« Katma »présentée au Théâtre national algérien : Quand le silence des murs devient un cri
Lorsque les portes se ferment et que les murs deviennent les seuls témoins de la solitude, les non-dits refont surface avec une violence inattendue.
Il y avait, samedi soir, dans la salle du Théâtre national algérien Mahieddine-Bachtarzi, cette tension particulière qui précède les grandes premières. Les lumières qui baissent lentement, le brouhaha qui s’éteint, et puis ce silence suspendu avant que le rideau ne se lève sur « Katma », nouvelle production maison inspirée de « La Maison de Bernarda Alba » du dramaturge espagnol Federico García Lorca. Adaptée par Allal El Mohib et mise en scène par Amel Menighed, cette création signée par le TNA pour la saison 2026 a tenu son pari, celui de transposer un texte universel sur l’enfermement dans une matière dramatique résolument ancrée dans notre imaginaire social, sans jamais trahir l’âme du texte original.
Tout commence par un deuil. La mort du père ouvre la pièce comme une blessure encore fraîche, et c’est dans cette faille que s’engouffre la décision de la mère, appelée ici « Lalahoum », d’imposer à ses cinq filles huit longues années de deuil strict. Une sentence qui tombe comme un couperet sur des jeunes femmes déjà rattrapées par l’âge, dont les rêves et les désirs de vivre se heurtent brutalement à une autorité qui ne souffre aucune contestation. Ni l’amour maternel, ni la révolte des filles ne pèsent face à cette loi du silence imposée entre quatre murs.
C’est précisément dans cet entre-soi étouffant que le drame prend racine. Car lorsque les portes se ferment et que les murs deviennent les seuls témoins de la solitude, les non-dits refont surface avec une violence inattendue. Ce qui aurait pu rester de simples frictions entre sœurs se transforme, sous la pression du manque et du désir contrarié, en véritables batailles intimes. Le sentiment amoureux, censé unir, devient ici le poison qui dresse les femmes d’une même famille les unes contre les autres.
La scénographie participe pleinement à cette dramaturgie de l’enfermement. Le décor, pourtant conçu comme une vaste demeure, se referme peu à peu sur les personnages, se rétrécissant au fil des scènes jusqu’à devenir un espace exigu où les sœurs ne cessent de se heurter. Les teintes choisies, sobres, presque austères, traduisent visuellement le deuil et l’isolement décrétés par la mère, et le noir traditionnellement associé au deuil s’efface ici au profit d’une teinte unique choisie par la mise en scène, renforçant l’unité visuelle du drame sans jamais s’éloigner de l’esprit du texte originel. Chacune des filles tente, à sa manière, de trouver une brèche vers la vie, mais un même horizon les rassemble malgré elles, le mariage, et avec lui, la promesse ou l’illusion de l’amour.
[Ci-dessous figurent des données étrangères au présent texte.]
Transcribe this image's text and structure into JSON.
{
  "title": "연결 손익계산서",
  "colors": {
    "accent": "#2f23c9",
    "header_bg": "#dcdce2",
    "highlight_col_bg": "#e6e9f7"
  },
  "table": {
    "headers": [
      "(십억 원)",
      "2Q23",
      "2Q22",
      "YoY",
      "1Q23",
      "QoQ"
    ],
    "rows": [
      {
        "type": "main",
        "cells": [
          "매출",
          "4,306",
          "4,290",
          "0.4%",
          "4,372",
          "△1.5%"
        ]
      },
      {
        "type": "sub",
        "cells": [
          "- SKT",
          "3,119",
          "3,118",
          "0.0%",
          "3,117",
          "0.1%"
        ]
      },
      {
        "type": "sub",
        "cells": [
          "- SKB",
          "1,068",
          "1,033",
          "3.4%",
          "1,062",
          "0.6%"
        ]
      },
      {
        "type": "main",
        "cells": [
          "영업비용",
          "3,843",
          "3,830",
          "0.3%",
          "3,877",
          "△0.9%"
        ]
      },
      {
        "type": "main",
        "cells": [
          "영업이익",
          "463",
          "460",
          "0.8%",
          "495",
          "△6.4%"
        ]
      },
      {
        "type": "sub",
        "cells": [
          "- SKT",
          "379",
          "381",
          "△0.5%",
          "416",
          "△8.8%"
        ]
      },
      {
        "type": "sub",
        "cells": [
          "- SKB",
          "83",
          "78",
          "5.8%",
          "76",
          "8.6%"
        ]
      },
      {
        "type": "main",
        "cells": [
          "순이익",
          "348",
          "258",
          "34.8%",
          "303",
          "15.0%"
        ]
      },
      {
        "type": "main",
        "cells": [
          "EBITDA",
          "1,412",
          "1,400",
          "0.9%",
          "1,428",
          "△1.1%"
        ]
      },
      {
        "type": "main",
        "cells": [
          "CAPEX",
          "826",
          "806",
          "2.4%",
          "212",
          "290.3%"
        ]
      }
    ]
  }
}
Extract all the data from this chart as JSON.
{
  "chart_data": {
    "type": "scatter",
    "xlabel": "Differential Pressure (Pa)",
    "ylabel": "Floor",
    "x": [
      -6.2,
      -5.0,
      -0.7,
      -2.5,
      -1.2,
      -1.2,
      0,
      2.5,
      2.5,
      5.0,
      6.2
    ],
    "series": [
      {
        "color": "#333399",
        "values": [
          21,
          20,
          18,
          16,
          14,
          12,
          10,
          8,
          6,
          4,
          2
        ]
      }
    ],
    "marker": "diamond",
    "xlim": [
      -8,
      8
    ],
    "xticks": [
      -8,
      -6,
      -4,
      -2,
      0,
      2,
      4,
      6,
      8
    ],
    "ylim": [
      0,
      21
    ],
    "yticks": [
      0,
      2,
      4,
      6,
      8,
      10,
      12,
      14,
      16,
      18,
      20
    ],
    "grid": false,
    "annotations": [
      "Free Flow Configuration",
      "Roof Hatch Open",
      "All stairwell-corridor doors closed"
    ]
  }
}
Le personnage de la mère, lui, incarne cette autorité absolue qui se veut protectrice mais se révèle destructrice. Voulant à tout prix préserver l’unité et l’honneur du foyer, elle en devient, sans le vouloir, l’artisane de sa propre ruine. C’est ce basculement que le spectacle choisit de matérialiser dans son ultime tableau, un rideau rouge s’abat sur la scène, symbole sanglant d’un isolement sans justification et d’un pouvoir qui a fini par se retourner contre ceux qu’il prétendait protéger. Le cri « J’ai voulu vivre », lancé par la benjamine, se solde par la mort, sanction implacable d’une mère intraitable face à un choix jugé impardonnable.
Portée par des comédiennes rompues à l’exercice scénique, la pièce alterne avec justesse les moments de calme suspendu et les pics de tension dramatique, au gré des échanges entre les personnages. Sur scène, on retrouve notamment Souad Djenati, Nesrine Belhah, Linda Salem, Radia Haouari, Asma Cheikh, Khadija Mezini, Hajar Siraoui et Karima Naït, dont la complicité de jeu donne à l’ensemble une cohérence remarquable.
En restituant fidèlement l’architecture dramatique de Lorca tout en l’ancrant dans des réalités sociales et des souffrances qui parlent directement au public algérien, « Katma » s’impose comme une proposition théâtrale exigeante, portée par une distribution habitée et une direction artistique qui ne cède jamais à la facilité. Un spectacle qui referme lentement ses portes sur le spectateur, jusqu’à l’étouffer, exactement comme l’exige son propos.